Logotype for Workhorse Group Inc

Workhorse Group (WKHS) Proxy filing summary

Event summary combining transcript, slides, and related documents.

Logotype for Workhorse Group Inc

Proxy filing summary

20 May, 2026

Executive summary

  • Completed a transformative merger with Motiv Electric Trucks in December 2025, creating a scalable commercial EV manufacturer with a robust product portfolio and manufacturing capacity exceeding 5,000 vehicles per year on a single shift.

  • Integration of operations is on schedule, with all production lines consolidated and operational, targeting $20 million in annualized cost synergies by the end of 2026.

  • The company is focused on reducing product costs through next-generation powertrain design, modular chassis development, and strategic supply chain management, aiming for prototype validation in late 2026 and production in early 2027.

  • Significant commercial traction is evidenced by multiple 100-vehicle purchase orders and repeat customers, with a focus on driving EV cost structures toward parity with internal combustion engines.

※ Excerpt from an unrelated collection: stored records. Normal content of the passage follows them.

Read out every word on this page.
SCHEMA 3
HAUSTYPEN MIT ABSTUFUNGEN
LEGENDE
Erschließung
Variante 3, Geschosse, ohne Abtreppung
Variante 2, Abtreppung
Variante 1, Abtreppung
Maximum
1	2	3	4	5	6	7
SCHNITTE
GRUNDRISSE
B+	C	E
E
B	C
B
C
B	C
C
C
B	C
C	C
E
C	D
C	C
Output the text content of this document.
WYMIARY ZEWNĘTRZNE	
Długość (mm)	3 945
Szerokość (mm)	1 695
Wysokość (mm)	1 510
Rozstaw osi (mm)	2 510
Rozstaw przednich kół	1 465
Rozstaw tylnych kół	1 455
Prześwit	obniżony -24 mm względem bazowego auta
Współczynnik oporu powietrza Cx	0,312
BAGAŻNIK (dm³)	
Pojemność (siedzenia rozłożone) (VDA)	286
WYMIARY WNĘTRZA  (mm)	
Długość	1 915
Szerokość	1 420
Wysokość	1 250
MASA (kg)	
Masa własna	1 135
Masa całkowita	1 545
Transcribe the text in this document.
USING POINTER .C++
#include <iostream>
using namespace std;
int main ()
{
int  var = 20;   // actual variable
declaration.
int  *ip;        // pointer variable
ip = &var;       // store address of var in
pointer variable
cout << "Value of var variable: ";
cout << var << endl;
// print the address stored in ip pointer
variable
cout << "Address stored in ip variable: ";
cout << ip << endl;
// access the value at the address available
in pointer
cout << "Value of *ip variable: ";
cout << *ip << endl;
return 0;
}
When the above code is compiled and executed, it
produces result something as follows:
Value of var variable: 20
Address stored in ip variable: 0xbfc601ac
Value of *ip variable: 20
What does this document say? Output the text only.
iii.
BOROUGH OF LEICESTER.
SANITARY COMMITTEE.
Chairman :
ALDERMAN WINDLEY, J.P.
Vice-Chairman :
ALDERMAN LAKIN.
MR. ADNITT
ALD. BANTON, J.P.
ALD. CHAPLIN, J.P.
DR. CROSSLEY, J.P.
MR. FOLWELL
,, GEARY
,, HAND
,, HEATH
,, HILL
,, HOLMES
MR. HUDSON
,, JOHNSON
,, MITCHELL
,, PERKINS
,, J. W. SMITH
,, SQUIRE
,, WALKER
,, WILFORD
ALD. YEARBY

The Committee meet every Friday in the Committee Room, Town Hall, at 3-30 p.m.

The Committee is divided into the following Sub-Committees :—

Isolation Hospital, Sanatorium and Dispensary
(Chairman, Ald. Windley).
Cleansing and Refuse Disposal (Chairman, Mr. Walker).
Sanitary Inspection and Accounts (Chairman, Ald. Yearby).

  • The company acknowledges ongoing challenges, including the need for disciplined cash management and evolving regulatory environments, but remains confident in its growth strategy and market opportunity.

Voting matters and shareholder proposals

  • Shareholders will vote on electing seven director nominees, approving executive compensation on an advisory basis, ratifying the appointment of Carr, Riggs & Ingram, L.L.C. as independent auditors for 2026, and approving the Amended and Restated 2023 Long-Term Incentive Plan.

  • Each proposal requires a majority of votes cast for approval, and the board unanimously recommends voting in favor of all proposals.

Board of directors and corporate governance

  • The board consists of seven nominees with extensive experience in automotive, technology, finance, and manufacturing.

  • The company qualifies as a "controlled company" under Nasdaq rules, relying on certain exemptions from governance requirements.

  • Five directors are deemed independent, and the board separates the roles of Chairman and CEO.

  • The board and its committees oversee risk, compliance, and governance, with regular executive sessions and a code of ethics in place.